Two such means have been suggested in other connections. The first is the extension of training in checking and verifying work so that the pupil may work to a standard of approximately 100% success, and may know how nearly he is attaining it. The second is the use of standardized practice material and tests, whereby the pupil may measure himself against his own past, and have a clear, vivid, and trustworthy idea of just how much better or faster he can do the same tasks than he could do a month or a year ago, and of just how much harder things he can do now than then.
Another means of stimulating the essential interest in quantitative thinking itself is the arrangement of the work so that real arithmetical thinking is encouraged more than mere imitation and assiduity. This means the avoidance of long series of applied problems all of one type to be solved in the same way, the avoidance of miscellaneous series and review series which are almost verbatim repetitions of past problems, and in general the avoidance of excessive repetition of any one problem-situation. Stimulation to real arithmetical thinking is weak when a whole day's problem work requires no choice of methods, or when a review simply repeats without any step of organization or progress, or when a pupil meets a situation (say the 'buy x things at y per thing, how much pay' situation) for the five-hundredth time.
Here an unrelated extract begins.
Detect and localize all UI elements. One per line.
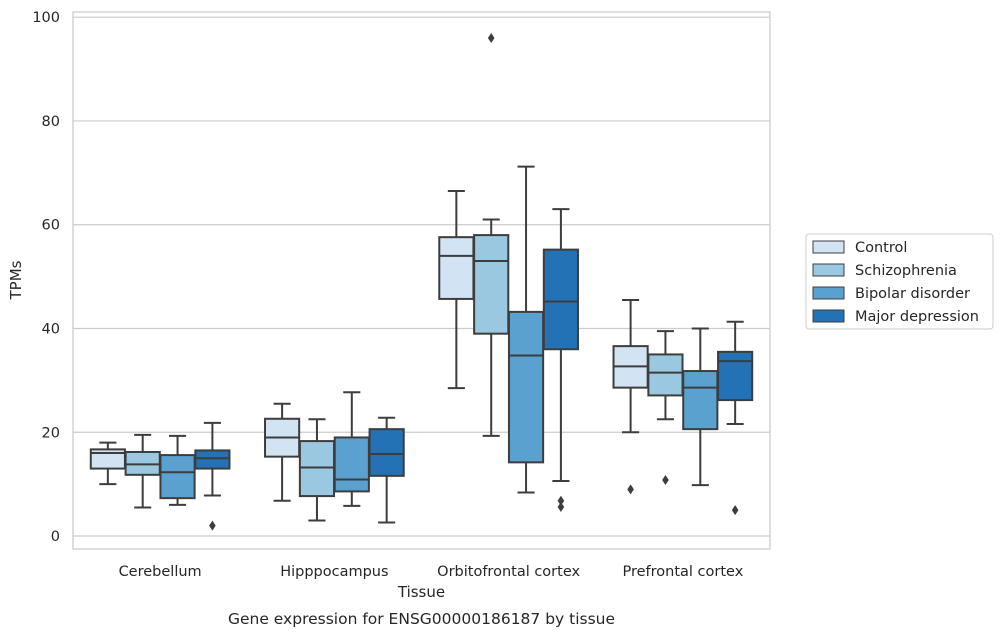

Another matter worthy of attention in this connection is the unwise tendency to omit or present in diluted form some of the topics that appeal most to real intellectual interests, just because they are hard. The best illustration, perhaps, is the problem of ratio or "How many times as large (long, heavy, expensive, etc.) as x is y?" Mastery of the 'times as' relation is hard to acquire, but it is well worth acquiring, not only because of its strong intellectual appeal, but also because of its prime importance in the applications of arithmetic to science. In the older arithmetics it was confused by pedantries and verbal difficulties and penalized by unreal problems about fractions of men doing parts of a job in strange and devious times. Freed from these, it should be reinstated, beginning as early as grade 5 with such simple exercises as those shown below and progressing to the problems of food values, nutritive ratios, gears, speeds, and the like in grade 8.
John is 4 years old.
Fred is 6 years old.
Mary is 8 years old.
Nell is 10 years old.
Alice is 12 years old.
Bert is 15 years old.
Who is twice as old as John?
Who is half as old as Alice?
Who is three times as old as John?
Who is one and one half times as old as Nell?
Who is two thirds as old as Fred?
etc., etc., etc.
Alice is .... times as old as John.
John is .... as old as Mary.
Fred is .... times as old as John.
Alice is .... times as old as Fred.
Fred is .... as old as Mary.
etc., etc., etc.
Finally it should be remembered that all improvements in making arithmetic worth learning and helping the pupil to learn it will in the long run add to its interest. Pupils like to learn, to achieve, to gain mastery. Success is interesting. If the measures recommended in the previous chapters are carried out, there will be little need to entice pupils to take arithmetic or to sugar-coat it with illegitimate attractions.